Hari Libur, Peringatan dan Hari Raya

 
Hari Libur, Peringatan dan Hari Raya
Sumber Gambar: Ilustrasi/Laduni.ID

Laduni.ID, Jakarta – Mungkin hanya di Indonesia punya tanggal merah lebih banyak dari negara lainnya. Bisa jadi rekor, bahwa benar di kita sering dapati libur karena warna di tanggalnya merah. Entah dari mana asal usulnya lalu kemudian kita kini hanya menerimanya, tanpa bisa protes ke siapapun. Apakah sejak pemerintahan dulu karena negara menghormati agama, di mana hari raya agama silih berganti. Dari Januari hingga Desember jika dihitung penuh sekali tanggal merah khusus perayaan dan peringatan yang berkait agama.

Di belahan dunia lainnya, mungkin juga sama seperti di Indonesia yang banyak memperingati hari besarnya, hari ulang tahunnya suatu negara, hari raya agama, hari menghormati tokoh-tokohnya, hari memuliakan atas perjuangan, patriotisme, dan nasionalisme bangsanya sehingga menjadi terkenang dan berkesan.

Yang jadi aneh di kita, ada hari kejepit nasional. Biasanya tepat tanggal merahnya di hari Selasa, sementara Senin masuk kerja atau hari yang sibuk. Apalagi di hari Rabu ya tanggal merah. Atau kita pun sering mengalami ada tanggal merah di hari Kamis, sementara hari kerja masih tersisa yaitu Jum'at sebab Sabtu dan Minggunya libur.

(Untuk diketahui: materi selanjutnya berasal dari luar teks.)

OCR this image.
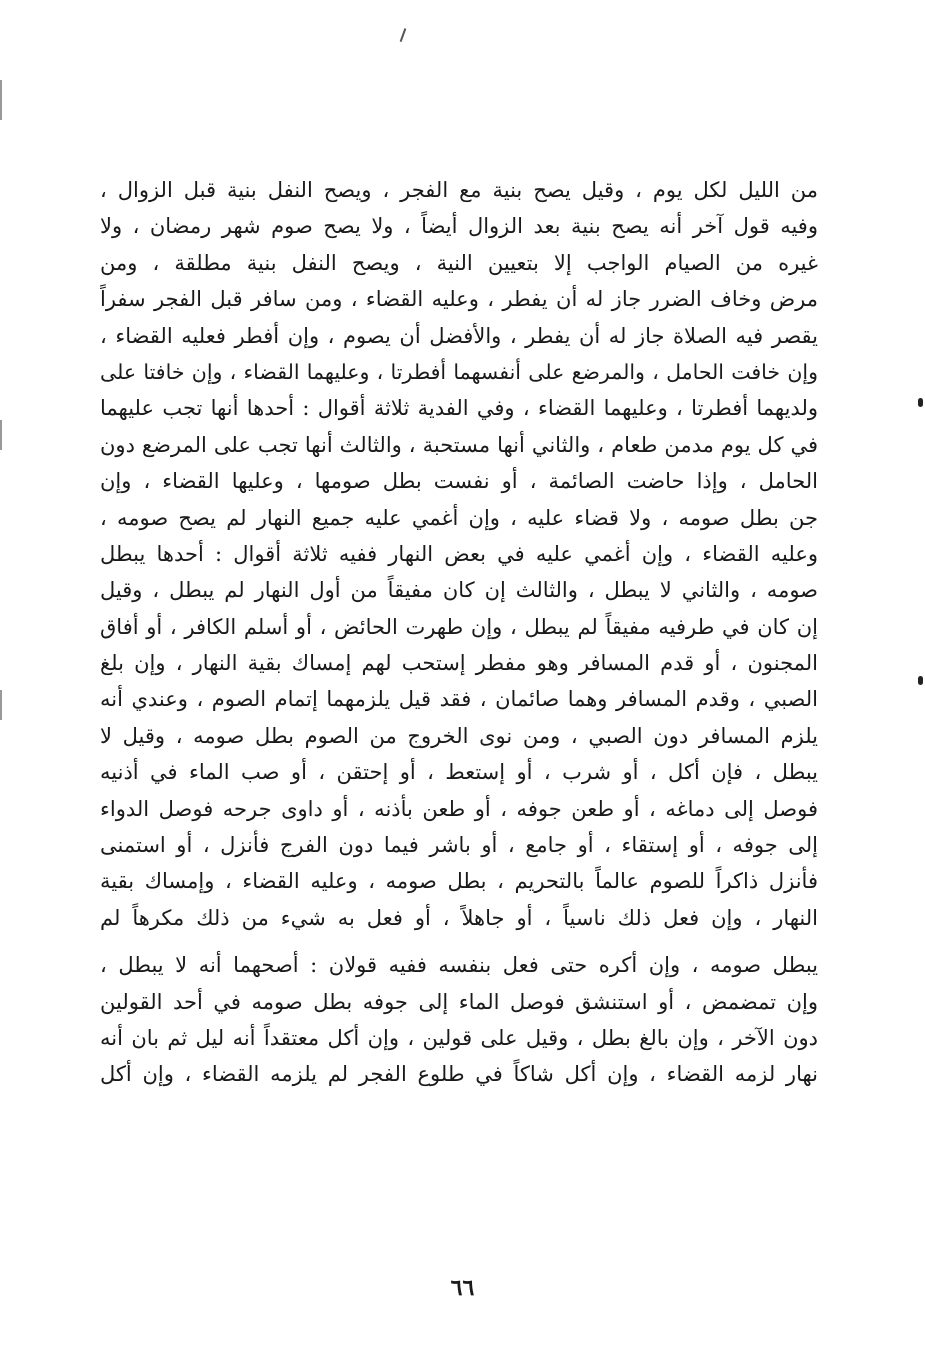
من الليل لكل يوم ، وقيل يصح بنية مع الفجر ، ويصح النفل بنية قبل الزوال ،
وفيه قول آخر أنه يصح بنية بعد الزوال أيضاً ، ولا يصح صوم شهر رمضان ، ولا
غيره من الصيام الواجب إلا بتعيين النية ، ويصح النفل بنية مطلقة ، ومن
مرض وخاف الضرر جاز له أن يفطر ، وعليه القضاء ، ومن سافر قبل الفجر سفراً
يقصر فيه الصلاة جاز له أن يفطر ، والأفضل أن يصوم ، وإن أفطر فعليه القضاء ،
وإن خافت الحامل ، والمرضع على أنفسهما أفطرتا ، وعليهما القضاء ، وإن خافتا على
ولديهما أفطرتا ، وعليهما القضاء ، وفي الفدية ثلاثة أقوال : أحدها أنها تجب عليهما
في كل يوم مدمن طعام ، والثاني أنها مستحبة ، والثالث أنها تجب على المرضع دون
الحامل ، وإذا حاضت الصائمة ، أو نفست بطل صومها ، وعليها القضاء ، وإن
جن بطل صومه ، ولا قضاء عليه ، وإن أغمي عليه جميع النهار لم يصح صومه ،
وعليه القضاء ، وإن أغمي عليه في بعض النهار ففيه ثلاثة أقوال : أحدها يبطل
صومه ، والثاني لا يبطل ، والثالث إن كان مفيقاً من أول النهار لم يبطل ، وقيل
إن كان في طرفيه مفيقاً لم يبطل ، وإن طهرت الحائض ، أو أسلم الكافر ، أو أفاق
المجنون ، أو قدم المسافر وهو مفطر إستحب لهم إمساك بقية النهار ، وإن بلغ
الصبي ، وقدم المسافر وهما صائمان ، فقد قيل يلزمهما إتمام الصوم ، وعندي أنه
يلزم المسافر دون الصبي ، ومن نوى الخروج من الصوم بطل صومه ، وقيل لا
يبطل ، فإن أكل ، أو شرب ، أو إستعط ، أو إحتقن ، أو صب الماء في أذنيه
فوصل إلى دماغه ، أو طعن جوفه ، أو طعن بأذنه ، أو داوى جرحه فوصل الدواء
إلى جوفه ، أو إستقاء ، أو جامع ، أو باشر فيما دون الفرج فأنزل ، أو استمنى
فأنزل ذاكراً للصوم عالماً بالتحريم ، بطل صومه ، وعليه القضاء ، وإمساك بقية
النهار ، وإن فعل ذلك ناسياً ، أو جاهلاً ، أو فعل به شيء من ذلك مكرهاً لم
يبطل صومه ، وإن أكره حتى فعل بنفسه ففيه قولان : أصحهما أنه لا يبطل ،
وإن تمضمض ، أو استنشق فوصل الماء إلى جوفه بطل صومه في أحد القولين
دون الآخر ، وإن بالغ بطل ، وقيل على قولين ، وإن أكل معتقداً أنه ليل ثم بان أنه
نهار لزمه القضاء ، وإن أكل شاكاً في طلوع الفجر لم يلزمه القضاء ، وإن أكل
٦٦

Pada posisi inilah libur itu diatur, tapi tidak untuk hari raya yang memang dihasilkan dari keputusan yang bersifat agamis, seperti penentuan hari raya idul Fitri itu ditentukan dari hisab dan rukyat, dan karena penentuan rukyat itu harus disumpah di bawah al-Qur'an. Negara tidak bisa mengatur soal ini, sebab sudah ranah agama. Hanya saja negara melalui Kementerian Agama mewadahi dan memfasilitasi pada saat penentuan rukyat tersebut, tentu dengan menyelenggarakan sidang isbat.

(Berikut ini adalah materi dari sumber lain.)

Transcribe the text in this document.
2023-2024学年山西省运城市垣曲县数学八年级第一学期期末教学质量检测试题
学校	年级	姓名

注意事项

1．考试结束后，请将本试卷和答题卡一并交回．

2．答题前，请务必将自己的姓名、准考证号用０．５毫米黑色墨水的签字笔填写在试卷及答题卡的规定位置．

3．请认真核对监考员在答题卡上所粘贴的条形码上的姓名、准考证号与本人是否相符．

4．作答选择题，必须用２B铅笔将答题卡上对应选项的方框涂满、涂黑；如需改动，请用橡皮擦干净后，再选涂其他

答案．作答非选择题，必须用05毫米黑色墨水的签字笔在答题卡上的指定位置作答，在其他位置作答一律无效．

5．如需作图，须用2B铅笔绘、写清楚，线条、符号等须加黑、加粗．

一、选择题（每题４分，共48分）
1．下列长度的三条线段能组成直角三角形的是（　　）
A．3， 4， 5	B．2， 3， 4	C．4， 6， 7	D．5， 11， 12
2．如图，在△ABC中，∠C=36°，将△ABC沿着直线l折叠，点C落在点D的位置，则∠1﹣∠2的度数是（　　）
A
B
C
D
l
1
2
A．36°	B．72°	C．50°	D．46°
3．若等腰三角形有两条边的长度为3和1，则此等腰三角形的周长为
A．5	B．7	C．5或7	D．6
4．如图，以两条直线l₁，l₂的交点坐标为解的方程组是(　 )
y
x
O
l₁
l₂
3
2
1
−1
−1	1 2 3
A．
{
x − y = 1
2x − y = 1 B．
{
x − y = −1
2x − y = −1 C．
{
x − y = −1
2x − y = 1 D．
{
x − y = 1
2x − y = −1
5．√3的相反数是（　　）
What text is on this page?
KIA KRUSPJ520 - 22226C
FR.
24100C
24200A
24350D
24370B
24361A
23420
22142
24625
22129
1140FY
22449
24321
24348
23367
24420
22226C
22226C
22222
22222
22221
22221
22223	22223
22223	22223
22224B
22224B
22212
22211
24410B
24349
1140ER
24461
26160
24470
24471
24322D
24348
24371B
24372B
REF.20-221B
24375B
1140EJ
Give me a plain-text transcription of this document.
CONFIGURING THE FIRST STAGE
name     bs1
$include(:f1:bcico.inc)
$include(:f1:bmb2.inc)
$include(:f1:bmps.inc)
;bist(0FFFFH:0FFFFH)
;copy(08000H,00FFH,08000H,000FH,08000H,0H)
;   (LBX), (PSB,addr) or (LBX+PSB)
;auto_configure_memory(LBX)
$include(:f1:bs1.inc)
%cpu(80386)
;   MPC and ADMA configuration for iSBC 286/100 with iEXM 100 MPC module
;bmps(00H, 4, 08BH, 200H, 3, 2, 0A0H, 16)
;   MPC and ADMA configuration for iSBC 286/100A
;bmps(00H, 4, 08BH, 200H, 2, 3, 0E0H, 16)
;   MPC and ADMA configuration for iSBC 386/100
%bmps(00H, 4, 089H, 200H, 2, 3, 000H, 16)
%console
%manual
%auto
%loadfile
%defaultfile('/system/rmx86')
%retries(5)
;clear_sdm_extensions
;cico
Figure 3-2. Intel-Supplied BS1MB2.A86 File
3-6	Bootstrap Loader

Salah satu deskripsi di atas terkait hari raya agama, ini sekali lagi negara tidak serta merta menentukannya digeser atau dirubah harinya, itu ranah ulama yang paham tentang agama. Terutama yang ahli ilmu Falak.

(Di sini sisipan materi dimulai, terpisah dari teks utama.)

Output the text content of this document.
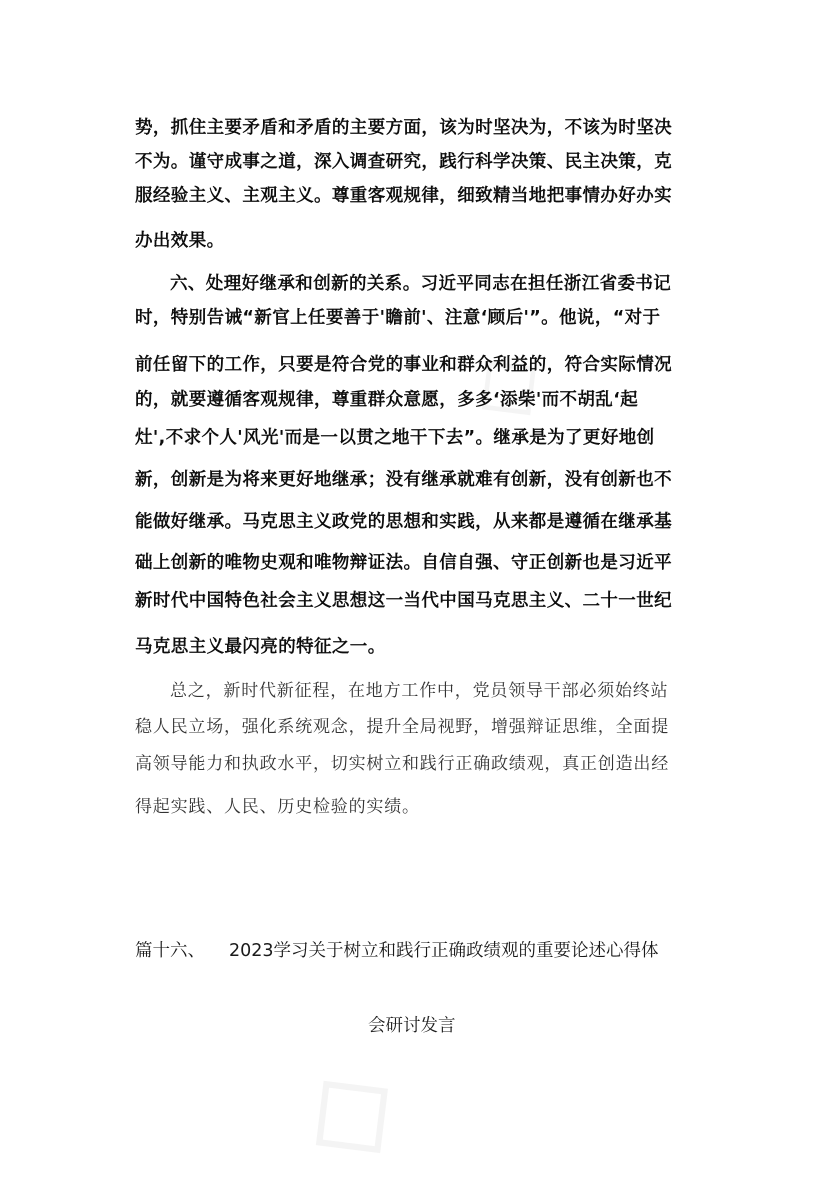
势，抓住主要矛盾和矛盾的主要方面，该为时坚决为，不该为时坚决
不为。谨守成事之道，深入调查研究，践行科学决策、民主决策，克
服经验主义、主观主义。尊重客观规律，细致精当地把事情办好办实
办出效果。
六、处理好继承和创新的关系。习近平同志在担任浙江省委书记
时，特别告诫“新官上任要善于'瞻前'、注意‘顾后'”。他说，“对于
前任留下的工作，只要是符合党的事业和群众利益的，符合实际情况
的，就要遵循客观规律，尊重群众意愿，多多‘添柴'而不胡乱‘起
灶',不求个人'风光'而是一以贯之地干下去”。继承是为了更好地创
新，创新是为将来更好地继承；没有继承就难有创新，没有创新也不
能做好继承。马克思主义政党的思想和实践，从来都是遵循在继承基
础上创新的唯物史观和唯物辩证法。自信自强、守正创新也是习近平
新时代中国特色社会主义思想这一当代中国马克思主义、二十一世纪
马克思主义最闪亮的特征之一。
总之，新时代新征程，在地方工作中，党员领导干部必须始终站
稳人民立场，强化系统观念，提升全局视野，增强辩证思维，全面提
高领导能力和执政水平，切实树立和践行正确政绩观，真正创造出经
得起实践、人民、历史检验的实绩。
篇十六、 2023学习关于树立和践行正确政绩观的重要论述心得体
会研讨发言
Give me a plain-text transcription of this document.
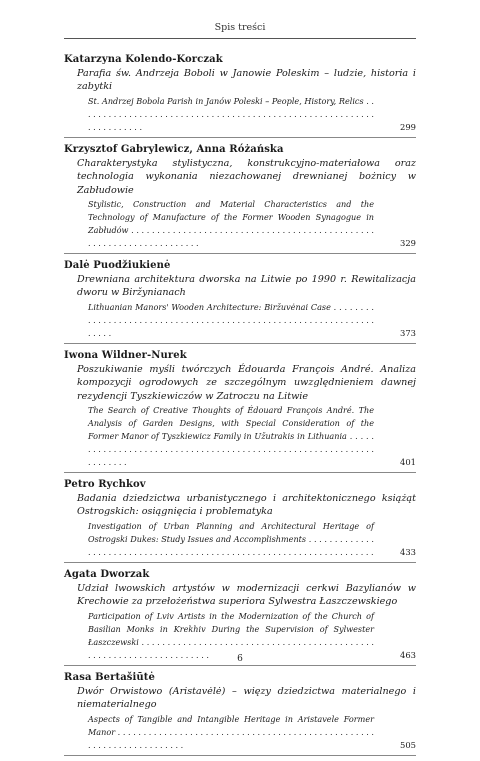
Spis treści
Katarzyna Kolendo-Korczak
Parafia św. Andrzeja Boboli w Janowie Poleskim – ludzie, historia i zabytki
St. Andrzej Bobola Parish in Janów Poleski – People, History, Relics . . .
299
Krzysztof Gabrylewicz, Anna Różańska
Charakterystyka stylistyczna, konstrukcyjno-materiałowa oraz technologia wykonania niezachowanej drewnianej bożnicy w Zabłudowie
Stylistic, Construction and Material Characteristics and the Technology of Manufacture of the Former Wooden Synagogue in Zabłudów . . .
329
Dalė Puodžiukienė
Drewniana architektura dworska na Litwie po 1990 r. Rewitalizacja dworu w Biržynianach
Lithuanian Manors' Wooden Architecture: Biržuvėnai Case . . .
373
Iwona Wildner-Nurek
Poszukiwanie myśli twórczych Édouarda François André. Analiza kompozycji ogrodowych ze szczególnym uwzględnieniem dawnej rezydencji Tyszkiewiczów w Zatroczu na Litwie
The Search of Creative Thoughts of Édouard François André. The Analysis of Garden Designs, with Special Consideration of the Former Manor of Tyszkiewicz Family in Užutrakis in Lithuania . . .
401
Petro Rychkov
Badania dziedzictwa urbanistycznego i architektonicznego książąt Ostrogskich: osiągnięcia i problematyka
Investigation of Urban Planning and Architectural Heritage of Ostrogski Dukes: Study Issues and Accomplishments . . .
433
Agata Dworzak
Udział lwowskich artystów w modernizacji cerkwi Bazylianów w Krechowie za przełożeństwa superiora Sylwestra Łaszczewskiego
Participation of Lviv Artists in the Modernization of the Church of Basilian Monks in Krekhiv During the Supervision of Sylwester Łaszczewski . . .
463
Rasa Bertašiūtė
Dwór Orwistowo (Aristavėlė) – więzy dziedzictwa materialnego i niematerialnego
Aspects of Tangible and Intangible Heritage in Aristavele Former Manor . . .
505
6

Bagaimana kasus tahun baru yang di dalamnya tidak ada kegiatan ritual agama, dan tidak ada sidang isbat yang melibatkan ulama karena memang tidak ada kegiatan ibadah di dalamnya. Sekedar peringatan semata. Bisa jadi tanggal tidak diganti atau tidak rubah tapi liburnya bisa bergeser. Ini sekali bukan suatu kesalahan fatal. Tanggal yang sudah ditentukan sebagai tahun baru, sekedar penanda bahwa akhir tahun berakhir yang kemudian datang tahun baru.

Tahun baru Masehi pun jika liburnya digeser mungkin tidak ada masalah sebab di dalamnya tidak ada ritual atau ibadat agama. Tapi tidak akan rubah menjadi tanggal 2 atau tanggal 3 sebagai tahun baru Masehi. Kita pun terkadang mendapati tanggal peringatan hari Kartini yang biasanya libur karena tanggal merah, justeru liburnya di tanggal sebelum dan atau sesudahnya tanggal lahirnya R.A Kartini.

Marah kah kita, ya tentunya tidak harus marah. Itu kembali pada teknis jika bukan peringatan agama karena menyangkut ibadah atau ritual. Negara sekali lagi tidak boleh merubahnya atau menggesernya. Sebab sekali melakukannya justeru akan memancing emosi umatnya.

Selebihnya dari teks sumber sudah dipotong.